Learning Data Science: Day 4 - Probability, R, and Kaggle
Some of you might wonder that yesterday I’m not releasing a story. One of the reason is that I’m realizing I still lack knowledge in statistics. So, for the last 2 days, I’m trying to understand the basic concept of statistics and also learning about other things as well.
Probability
I’m decided to search for books regarding statistics for data science especially for people who have a background as a computer scientist, just like me. It turns out I can’t find any, thus I broaden the topic into “statistics for data science”. It turns out I found more compelling search results this time. One that I’m interested with is from the link below.
Free statistical textbooks
Are there any free statistical textbooks available?
stats.stackexchange.com
The interesting part of the link I just provided is that all of the books are free. The book that I try to read is Michael Lavine’s one titled Introduction to Statistical Thought. In my opinion, the explanation is pretty simple and pretty straightforward, the code snippets in R are also pretty helpful in understanding how the concept and the implementation works. However, the downside of using this book is sometimes the explanation is too simple and I can’t figure out what it means. So, I still need to search it online to understand better. Up until today, I already learn about probability, this includes the basic of probability, probability densities, parametric families of distributions, joint probability, marginal probability, and conditional probability. However there are still a few materials from probability chapter that I’ve not covered yet, you can search for the remaining one.
R
It would be pointless to learn statistics without knowing how to implement it. So I recommend you to try as you learn it with R and even python. For installing R you have two options. You can either install R and R-Studio or install r-essentials in conda, to enable R kernel in Jupyter Notebook.
R itself is available in the link below, while most people would recommend using R studio. However, I can’t really ensure does using R studio really have more beneficial since I choose to use R kernel in Jupyter Notebook.

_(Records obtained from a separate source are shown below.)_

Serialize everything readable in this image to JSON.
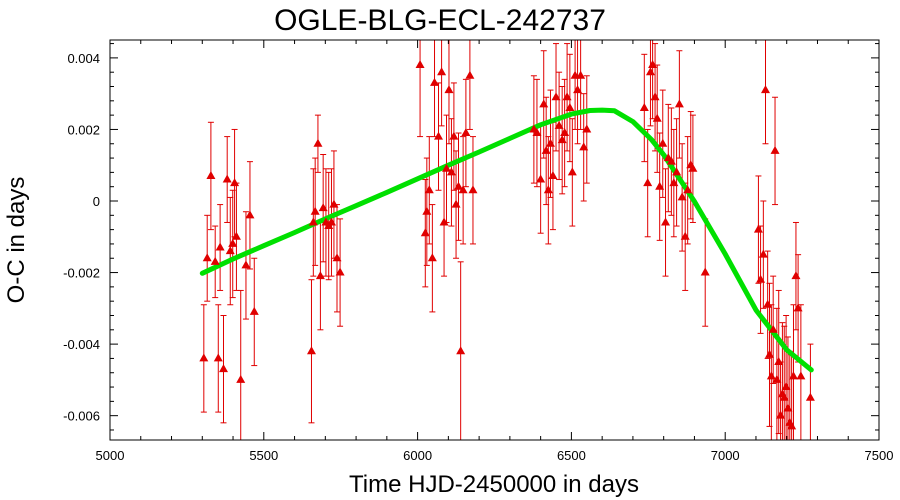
{
  "chart_data": {
    "type": "scatter",
    "title": "OGLE-BLG-ECL-242737",
    "xlabel": "Time HJD-2450000 in days",
    "ylabel": "O-C in days",
    "xlim": [
      5000,
      7500
    ],
    "ylim": [
      -0.00668,
      0.0045
    ],
    "x_ticks": [
      5000,
      5500,
      6000,
      6500,
      7000,
      7500
    ],
    "x_tick_labels": [
      "5000",
      "5500",
      "6000",
      "6500",
      "7000",
      "7500"
    ],
    "y_ticks": [
      -0.006,
      -0.004,
      -0.002,
      0,
      0.002,
      0.004
    ],
    "y_tick_labels": [
      "-0.006",
      "-0.004",
      "-0.002",
      "0",
      "0.002",
      "0.004"
    ],
    "grid": false,
    "colors": {
      "points": "#e00000",
      "fit": "#00e000",
      "axes": "#000000"
    },
    "series": [
      {
        "kind": "points_with_error_bars",
        "points": [
          {
            "x": 5305,
            "y": -0.0044,
            "err": 0.0015
          },
          {
            "x": 5316,
            "y": -0.0016,
            "err": 0.0012
          },
          {
            "x": 5328,
            "y": 0.0007,
            "err": 0.0015
          },
          {
            "x": 5342,
            "y": -0.0017,
            "err": 0.001
          },
          {
            "x": 5352,
            "y": -0.0044,
            "err": 0.0015
          },
          {
            "x": 5358,
            "y": -0.0013,
            "err": 0.0012
          },
          {
            "x": 5369,
            "y": -0.0047,
            "err": 0.0015
          },
          {
            "x": 5381,
            "y": 0.0006,
            "err": 0.0012
          },
          {
            "x": 5391,
            "y": -0.0014,
            "err": 0.0015
          },
          {
            "x": 5399,
            "y": -0.0012,
            "err": 0.0015
          },
          {
            "x": 5405,
            "y": 0.0005,
            "err": 0.0015
          },
          {
            "x": 5411,
            "y": -0.001,
            "err": 0.0015
          },
          {
            "x": 5425,
            "y": -0.005,
            "err": 0.0025
          },
          {
            "x": 5442,
            "y": -0.0018,
            "err": 0.0015
          },
          {
            "x": 5455,
            "y": -0.0004,
            "err": 0.0015
          },
          {
            "x": 5469,
            "y": -0.0031,
            "err": 0.0015
          },
          {
            "x": 5655,
            "y": -0.0042,
            "err": 0.002
          },
          {
            "x": 5661,
            "y": -0.0006,
            "err": 0.0015
          },
          {
            "x": 5667,
            "y": -0.0003,
            "err": 0.0015
          },
          {
            "x": 5676,
            "y": 0.0016,
            "err": 0.0008
          },
          {
            "x": 5684,
            "y": -0.0021,
            "err": 0.0015
          },
          {
            "x": 5693,
            "y": -0.0002,
            "err": 0.0015
          },
          {
            "x": 5702,
            "y": -0.0006,
            "err": 0.0015
          },
          {
            "x": 5711,
            "y": -0.0007,
            "err": 0.0015
          },
          {
            "x": 5720,
            "y": -0.0006,
            "err": 0.0015
          },
          {
            "x": 5728,
            "y": -0.0001,
            "err": 0.0015
          },
          {
            "x": 5738,
            "y": -0.0016,
            "err": 0.0015
          },
          {
            "x": 5748,
            "y": -0.002,
            "err": 0.0015
          },
          {
            "x": 6008,
            "y": 0.0038,
            "err": 0.002
          },
          {
            "x": 6025,
            "y": -0.0009,
            "err": 0.0015
          },
          {
            "x": 6030,
            "y": -0.0003,
            "err": 0.0015
          },
          {
            "x": 6038,
            "y": 0.0003,
            "err": 0.0015
          },
          {
            "x": 6048,
            "y": -0.0016,
            "err": 0.0015
          },
          {
            "x": 6055,
            "y": 0.0033,
            "err": 0.0015
          },
          {
            "x": 6068,
            "y": 0.0018,
            "err": 0.0015
          },
          {
            "x": 6078,
            "y": 0.0036,
            "err": 0.0015
          },
          {
            "x": 6086,
            "y": -0.0006,
            "err": 0.0015
          },
          {
            "x": 6094,
            "y": 0.0009,
            "err": 0.0015
          },
          {
            "x": 6102,
            "y": 0.0031,
            "err": 0.0015
          },
          {
            "x": 6110,
            "y": 0.0008,
            "err": 0.0015
          },
          {
            "x": 6118,
            "y": 0.0018,
            "err": 0.0015
          },
          {
            "x": 6125,
            "y": -0.0001,
            "err": 0.0015
          },
          {
            "x": 6133,
            "y": 0.0004,
            "err": 0.0015
          },
          {
            "x": 6140,
            "y": -0.0042,
            "err": 0.0025
          },
          {
            "x": 6148,
            "y": 0.0003,
            "err": 0.0015
          },
          {
            "x": 6157,
            "y": 0.0019,
            "err": 0.0015
          },
          {
            "x": 6170,
            "y": 0.0035,
            "err": 0.0015
          },
          {
            "x": 6180,
            "y": 0.0003,
            "err": 0.0015
          },
          {
            "x": 6378,
            "y": 0.002,
            "err": 0.0015
          },
          {
            "x": 6388,
            "y": 0.0019,
            "err": 0.0015
          },
          {
            "x": 6400,
            "y": 0.0006,
            "err": 0.0015
          },
          {
            "x": 6410,
            "y": 0.0027,
            "err": 0.0015
          },
          {
            "x": 6418,
            "y": 0.0014,
            "err": 0.0015
          },
          {
            "x": 6425,
            "y": 0.0003,
            "err": 0.0015
          },
          {
            "x": 6432,
            "y": 0.0016,
            "err": 0.0015
          },
          {
            "x": 6440,
            "y": 0.0007,
            "err": 0.0015
          },
          {
            "x": 6450,
            "y": 0.0029,
            "err": 0.0015
          },
          {
            "x": 6460,
            "y": 0.0021,
            "err": 0.0015
          },
          {
            "x": 6470,
            "y": 0.0017,
            "err": 0.0015
          },
          {
            "x": 6478,
            "y": 0.0019,
            "err": 0.0015
          },
          {
            "x": 6486,
            "y": 0.0029,
            "err": 0.0015
          },
          {
            "x": 6495,
            "y": 0.0026,
            "err": 0.0015
          },
          {
            "x": 6503,
            "y": 0.0008,
            "err": 0.0015
          },
          {
            "x": 6512,
            "y": 0.0035,
            "err": 0.0015
          },
          {
            "x": 6520,
            "y": 0.0031,
            "err": 0.0015
          },
          {
            "x": 6530,
            "y": 0.0035,
            "err": 0.0015
          },
          {
            "x": 6540,
            "y": 0.0015,
            "err": 0.0015
          },
          {
            "x": 6550,
            "y": 0.002,
            "err": 0.0015
          },
          {
            "x": 6737,
            "y": 0.0026,
            "err": 0.0015
          },
          {
            "x": 6748,
            "y": 0.0005,
            "err": 0.0015
          },
          {
            "x": 6757,
            "y": 0.0036,
            "err": 0.0015
          },
          {
            "x": 6764,
            "y": 0.0038,
            "err": 0.0015
          },
          {
            "x": 6772,
            "y": 0.0029,
            "err": 0.0015
          },
          {
            "x": 6779,
            "y": 0.0023,
            "err": 0.0015
          },
          {
            "x": 6787,
            "y": 0.0004,
            "err": 0.0015
          },
          {
            "x": 6797,
            "y": 0.0016,
            "err": 0.0015
          },
          {
            "x": 6806,
            "y": -0.0006,
            "err": 0.0015
          },
          {
            "x": 6815,
            "y": 0.0012,
            "err": 0.0015
          },
          {
            "x": 6825,
            "y": 0.0011,
            "err": 0.0015
          },
          {
            "x": 6833,
            "y": 0.0005,
            "err": 0.0015
          },
          {
            "x": 6842,
            "y": 0.0008,
            "err": 0.0015
          },
          {
            "x": 6851,
            "y": 0.0027,
            "err": 0.0015
          },
          {
            "x": 6860,
            "y": 0.0001,
            "err": 0.0015
          },
          {
            "x": 6870,
            "y": -0.001,
            "err": 0.0015
          },
          {
            "x": 6878,
            "y": 0.0003,
            "err": 0.0015
          },
          {
            "x": 6888,
            "y": 0.001,
            "err": 0.0015
          },
          {
            "x": 6895,
            "y": 0.0009,
            "err": 0.0015
          },
          {
            "x": 6935,
            "y": -0.002,
            "err": 0.0015
          },
          {
            "x": 7108,
            "y": -0.0008,
            "err": 0.0015
          },
          {
            "x": 7115,
            "y": -0.0022,
            "err": 0.0015
          },
          {
            "x": 7124,
            "y": -0.0015,
            "err": 0.0015
          },
          {
            "x": 7131,
            "y": 0.0031,
            "err": 0.0015
          },
          {
            "x": 7138,
            "y": -0.0029,
            "err": 0.0015
          },
          {
            "x": 7144,
            "y": -0.0043,
            "err": 0.002
          },
          {
            "x": 7150,
            "y": -0.0049,
            "err": 0.002
          },
          {
            "x": 7156,
            "y": -0.0036,
            "err": 0.0015
          },
          {
            "x": 7162,
            "y": 0.0014,
            "err": 0.0015
          },
          {
            "x": 7168,
            "y": -0.005,
            "err": 0.002
          },
          {
            "x": 7174,
            "y": -0.0045,
            "err": 0.002
          },
          {
            "x": 7180,
            "y": -0.006,
            "err": 0.0015
          },
          {
            "x": 7186,
            "y": -0.0054,
            "err": 0.002
          },
          {
            "x": 7192,
            "y": -0.0055,
            "err": 0.002
          },
          {
            "x": 7198,
            "y": -0.0052,
            "err": 0.002
          },
          {
            "x": 7204,
            "y": -0.0058,
            "err": 0.002
          },
          {
            "x": 7210,
            "y": -0.0062,
            "err": 0.002
          },
          {
            "x": 7216,
            "y": -0.0063,
            "err": 0.002
          },
          {
            "x": 7222,
            "y": -0.0049,
            "err": 0.002
          },
          {
            "x": 7230,
            "y": -0.0021,
            "err": 0.0015
          },
          {
            "x": 7237,
            "y": -0.003,
            "err": 0.0015
          },
          {
            "x": 7246,
            "y": -0.0049,
            "err": 0.002
          },
          {
            "x": 7277,
            "y": -0.0055,
            "err": 0.0015
          }
        ]
      },
      {
        "kind": "fit_curve",
        "x": [
          5300,
          5400,
          5500,
          5600,
          5700,
          5800,
          5900,
          6000,
          6100,
          6200,
          6300,
          6400,
          6500,
          6560,
          6600,
          6640,
          6700,
          6760,
          6800,
          6900,
          7000,
          7100,
          7200,
          7280
        ],
        "y": [
          -0.00202,
          -0.00162,
          -0.00125,
          -0.00088,
          -0.0005,
          -0.00013,
          0.00024,
          0.00062,
          0.001,
          0.00137,
          0.00175,
          0.00213,
          0.00243,
          0.00253,
          0.00254,
          0.00252,
          0.00222,
          0.00172,
          0.00129,
          -1e-05,
          -0.00148,
          -0.00305,
          -0.00416,
          -0.00472
        ]
      }
    ]
  }
}
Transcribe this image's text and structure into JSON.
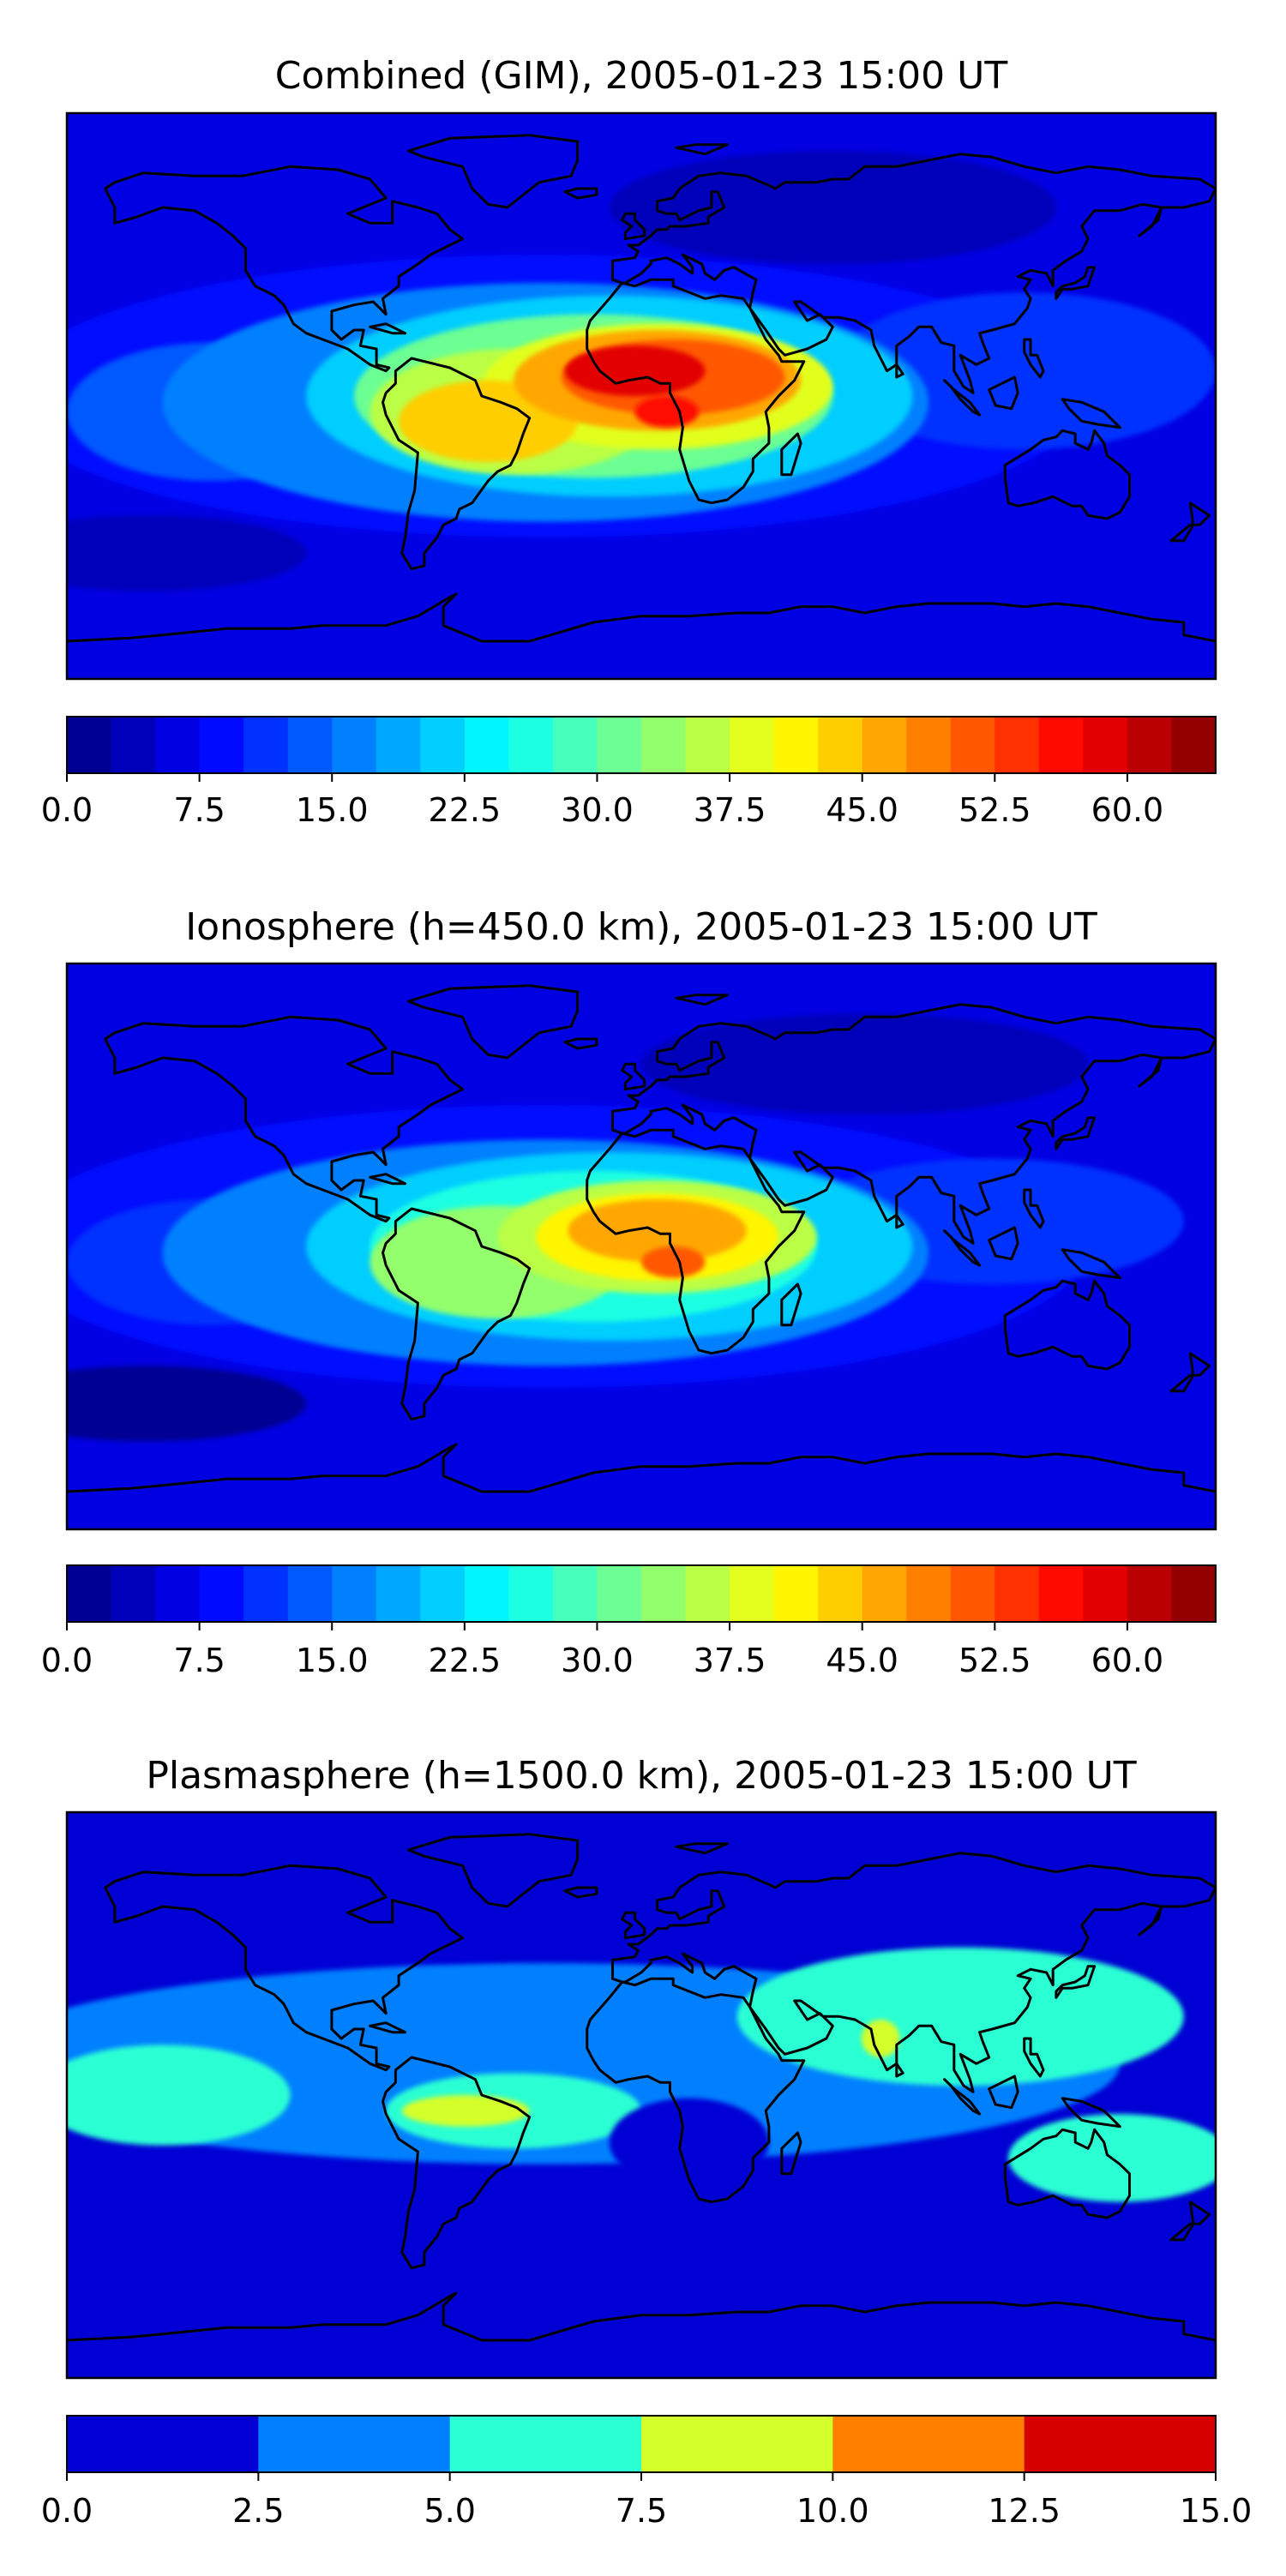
{
  "chart_data": [
    {
      "type": "heatmap",
      "title": "Combined (GIM), 2005-01-23 15:00 UT",
      "xlabel": "",
      "ylabel": "",
      "colorbar": {
        "min": 0.0,
        "max": 65.0,
        "levels": 26,
        "ticks": [
          0.0,
          7.5,
          15.0,
          22.5,
          30.0,
          37.5,
          45.0,
          52.5,
          60.0
        ],
        "tick_labels": [
          "0.0",
          "7.5",
          "15.0",
          "22.5",
          "30.0",
          "37.5",
          "45.0",
          "52.5",
          "60.0"
        ]
      },
      "features": [
        {
          "name": "equatorial-maximum-africa",
          "lon": 0,
          "lat": 5,
          "value": 58
        },
        {
          "name": "equatorial-maximum-south-america",
          "lon": -50,
          "lat": -10,
          "value": 44
        },
        {
          "name": "equatorial-band-west",
          "lon": -120,
          "lat": -5,
          "value": 20
        },
        {
          "name": "equatorial-band-east",
          "lon": 110,
          "lat": 0,
          "value": 17
        },
        {
          "name": "northern-low",
          "lon": 60,
          "lat": 60,
          "value": 4
        },
        {
          "name": "southern-low",
          "lon": -160,
          "lat": -50,
          "value": 3
        }
      ]
    },
    {
      "type": "heatmap",
      "title": "Ionosphere  (h=450.0 km), 2005-01-23 15:00 UT",
      "xlabel": "",
      "ylabel": "",
      "colorbar": {
        "min": 0.0,
        "max": 65.0,
        "levels": 26,
        "ticks": [
          0.0,
          7.5,
          15.0,
          22.5,
          30.0,
          37.5,
          45.0,
          52.5,
          60.0
        ],
        "tick_labels": [
          "0.0",
          "7.5",
          "15.0",
          "22.5",
          "30.0",
          "37.5",
          "45.0",
          "52.5",
          "60.0"
        ]
      },
      "features": [
        {
          "name": "equatorial-maximum-africa",
          "lon": 5,
          "lat": 0,
          "value": 50
        },
        {
          "name": "equatorial-maximum-south-america",
          "lon": -50,
          "lat": -10,
          "value": 38
        },
        {
          "name": "equatorial-band-west",
          "lon": -120,
          "lat": -5,
          "value": 15
        },
        {
          "name": "equatorial-band-east",
          "lon": 100,
          "lat": 5,
          "value": 14
        },
        {
          "name": "northern-low",
          "lon": 60,
          "lat": 55,
          "value": 3
        },
        {
          "name": "southern-low",
          "lon": -160,
          "lat": -50,
          "value": 2
        }
      ]
    },
    {
      "type": "heatmap",
      "title": "Plasmasphere (h=1500.0 km), 2005-01-23 15:00 UT",
      "xlabel": "",
      "ylabel": "",
      "colorbar": {
        "min": 0.0,
        "max": 15.0,
        "levels": 6,
        "ticks": [
          0.0,
          2.5,
          5.0,
          7.5,
          10.0,
          12.5,
          15.0
        ],
        "tick_labels": [
          "0.0",
          "2.5",
          "5.0",
          "7.5",
          "10.0",
          "12.5",
          "15.0"
        ]
      },
      "features": [
        {
          "name": "south-america-maximum",
          "lon": -55,
          "lat": -5,
          "value": 8.5
        },
        {
          "name": "india-maximum",
          "lon": 75,
          "lat": 18,
          "value": 8.0
        },
        {
          "name": "low-latitude-band-west",
          "lon": -140,
          "lat": 0,
          "value": 6
        },
        {
          "name": "low-latitude-band-east",
          "lon": 110,
          "lat": 15,
          "value": 6
        },
        {
          "name": "south-atlantic-minimum",
          "lon": 10,
          "lat": -15,
          "value": 1.5
        },
        {
          "name": "northern-minimum",
          "lon": -60,
          "lat": 55,
          "value": 1
        },
        {
          "name": "southern-minimum",
          "lon": 90,
          "lat": -45,
          "value": 1
        }
      ]
    }
  ]
}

For people who prefer to use Jupyter Notebook and install it using Anaconda, the installation is pretty easy. You can just run conda install r-essentials
and the conda will install it for you. Pretty easy right?
Kaggle
Some people say that the best way to learn is to learn by trying. So, I’m trying to work on one of the data sets about Titanic. Why this dataset? Some people said that titanic data set is the best way to start. One of the advantages of trying on Titanic data set is the availability of tutorials using excel, python, and R. Yes, you read it right, there is a tutorial for titanic dataset using excel. So it would be an ideal starter. The titanic data set itself is available at the link below.
Final Words
So that’s what I’ve been learning on for the last 2 days. I hope you can learn a thing or two from what I’ve learned. I’m still waiting for discussion regarding this topic, so If you have suggestions, responses, or comments regarding how you learn probability, R, or where you found your data sets for learning I’m really looking forward to it.
Update #1: This story has been updated to enhance the content and some illustration. Happy new year everyone!